Low-dose CT has garnered support recently from many major medical societies to screen patients for lung cancer, as opposed to chest radiography. Last week, the New England Journal of Medicine published results of the first of three planned annual screening examinations from the National Lung Screening Trial. Analysis of the initial annual screening found that more than twice as many early-stage lung cancers were detected with low-dose CT compared with chest X-ray.

CT as a screening tool has normally been controversial, and is still seen that way by many experts, due to concerns about radiation exposure, the costs of imaging, and follow-up testing on patients.

The new mobile CT equipped with SafeCT will provide low-dose lung cancer screening services to the general public at rural shopping centers in North and South Dakota.

Aharon said that adding SafeCT to an existing CT can eliminate the need for replacing the CT scanner with a more expensive new CT system. In the case of the mobile CT scanner in the Dakotas, SafeCT was added to a mobile GE Lightspeed 16, a common configuration, according to Aharon. In addition to saving the customer money, adding SafeCT also allowed them to avoid the hassle related to replacing the CT in the mobile unit.
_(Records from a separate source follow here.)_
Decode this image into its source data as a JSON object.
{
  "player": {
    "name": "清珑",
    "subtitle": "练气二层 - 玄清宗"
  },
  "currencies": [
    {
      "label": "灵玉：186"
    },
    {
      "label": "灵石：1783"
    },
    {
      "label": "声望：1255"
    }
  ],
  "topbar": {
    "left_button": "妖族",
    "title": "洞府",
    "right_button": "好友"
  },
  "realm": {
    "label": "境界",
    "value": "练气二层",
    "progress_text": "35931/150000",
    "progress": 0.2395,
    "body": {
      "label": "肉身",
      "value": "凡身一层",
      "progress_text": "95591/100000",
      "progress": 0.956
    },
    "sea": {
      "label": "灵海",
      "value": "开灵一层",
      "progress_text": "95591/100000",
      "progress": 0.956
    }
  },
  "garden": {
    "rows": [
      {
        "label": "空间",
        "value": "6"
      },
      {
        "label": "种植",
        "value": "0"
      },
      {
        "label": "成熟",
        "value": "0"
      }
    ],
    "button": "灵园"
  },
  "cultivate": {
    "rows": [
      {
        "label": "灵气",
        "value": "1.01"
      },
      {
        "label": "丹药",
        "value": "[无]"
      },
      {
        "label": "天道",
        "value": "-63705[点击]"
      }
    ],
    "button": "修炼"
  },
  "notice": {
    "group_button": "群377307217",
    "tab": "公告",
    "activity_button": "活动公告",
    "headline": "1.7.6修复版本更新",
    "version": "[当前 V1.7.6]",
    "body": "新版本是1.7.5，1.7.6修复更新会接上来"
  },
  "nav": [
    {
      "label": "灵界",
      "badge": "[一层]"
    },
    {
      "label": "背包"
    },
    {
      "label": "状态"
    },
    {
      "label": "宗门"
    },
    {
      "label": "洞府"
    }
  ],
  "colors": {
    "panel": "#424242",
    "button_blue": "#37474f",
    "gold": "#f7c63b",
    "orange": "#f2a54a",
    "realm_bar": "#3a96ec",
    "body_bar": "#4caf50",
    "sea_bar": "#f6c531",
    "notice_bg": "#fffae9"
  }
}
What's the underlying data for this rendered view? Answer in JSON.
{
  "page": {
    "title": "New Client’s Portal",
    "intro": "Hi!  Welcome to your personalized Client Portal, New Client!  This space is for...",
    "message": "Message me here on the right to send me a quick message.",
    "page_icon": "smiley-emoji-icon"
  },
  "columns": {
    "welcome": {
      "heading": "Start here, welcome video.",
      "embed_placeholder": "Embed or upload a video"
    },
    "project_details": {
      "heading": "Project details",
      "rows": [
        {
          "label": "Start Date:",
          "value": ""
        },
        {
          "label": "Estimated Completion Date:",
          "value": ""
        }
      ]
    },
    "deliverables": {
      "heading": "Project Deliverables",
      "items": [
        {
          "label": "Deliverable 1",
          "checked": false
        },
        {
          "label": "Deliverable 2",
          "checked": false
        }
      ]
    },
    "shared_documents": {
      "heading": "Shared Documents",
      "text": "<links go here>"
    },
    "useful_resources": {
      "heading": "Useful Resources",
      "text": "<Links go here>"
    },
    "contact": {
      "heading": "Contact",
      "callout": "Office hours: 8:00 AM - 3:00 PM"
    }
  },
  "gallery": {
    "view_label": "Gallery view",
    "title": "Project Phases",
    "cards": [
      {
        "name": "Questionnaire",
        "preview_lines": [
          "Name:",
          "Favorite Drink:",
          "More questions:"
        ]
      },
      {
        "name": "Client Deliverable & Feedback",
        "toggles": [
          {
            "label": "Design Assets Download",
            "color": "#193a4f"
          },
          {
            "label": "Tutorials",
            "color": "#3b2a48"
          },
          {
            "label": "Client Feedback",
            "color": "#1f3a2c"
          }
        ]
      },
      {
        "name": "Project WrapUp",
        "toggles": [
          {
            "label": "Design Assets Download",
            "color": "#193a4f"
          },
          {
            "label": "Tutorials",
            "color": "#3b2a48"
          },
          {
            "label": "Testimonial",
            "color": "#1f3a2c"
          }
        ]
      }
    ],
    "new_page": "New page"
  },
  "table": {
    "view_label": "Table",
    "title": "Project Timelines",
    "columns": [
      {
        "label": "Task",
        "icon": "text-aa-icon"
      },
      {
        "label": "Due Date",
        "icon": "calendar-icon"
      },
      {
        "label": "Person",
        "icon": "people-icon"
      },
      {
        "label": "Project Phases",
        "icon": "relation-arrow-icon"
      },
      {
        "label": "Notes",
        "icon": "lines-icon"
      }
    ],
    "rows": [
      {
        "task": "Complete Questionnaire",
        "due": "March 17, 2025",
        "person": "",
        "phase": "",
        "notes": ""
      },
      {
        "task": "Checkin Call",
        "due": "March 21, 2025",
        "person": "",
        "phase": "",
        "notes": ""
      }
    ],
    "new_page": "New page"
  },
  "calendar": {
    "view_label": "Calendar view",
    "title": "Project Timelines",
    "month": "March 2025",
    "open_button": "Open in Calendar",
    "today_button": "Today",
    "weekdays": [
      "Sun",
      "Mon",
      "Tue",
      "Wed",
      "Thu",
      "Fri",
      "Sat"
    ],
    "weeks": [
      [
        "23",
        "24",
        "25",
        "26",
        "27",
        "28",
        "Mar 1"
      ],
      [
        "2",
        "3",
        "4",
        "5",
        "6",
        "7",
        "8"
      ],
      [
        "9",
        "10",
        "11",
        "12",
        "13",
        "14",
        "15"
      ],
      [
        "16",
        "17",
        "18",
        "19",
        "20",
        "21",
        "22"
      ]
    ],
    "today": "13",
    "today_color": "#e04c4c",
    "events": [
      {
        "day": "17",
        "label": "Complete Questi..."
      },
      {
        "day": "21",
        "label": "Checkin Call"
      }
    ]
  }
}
"Unlike hospitals that typically have multiple scanners and therefore can accommodate a downtime of one of them, in a mobile unit every minute counts: downtime due to CT upgrade equals loss of income," said Aharon.

Mobile units also have limited staff and support, so the seamless integration and unchanged workflow was important in this case.

"The installation, integration, training and tests were all completed in just a couple of days, which made our customer happy," said Aharon.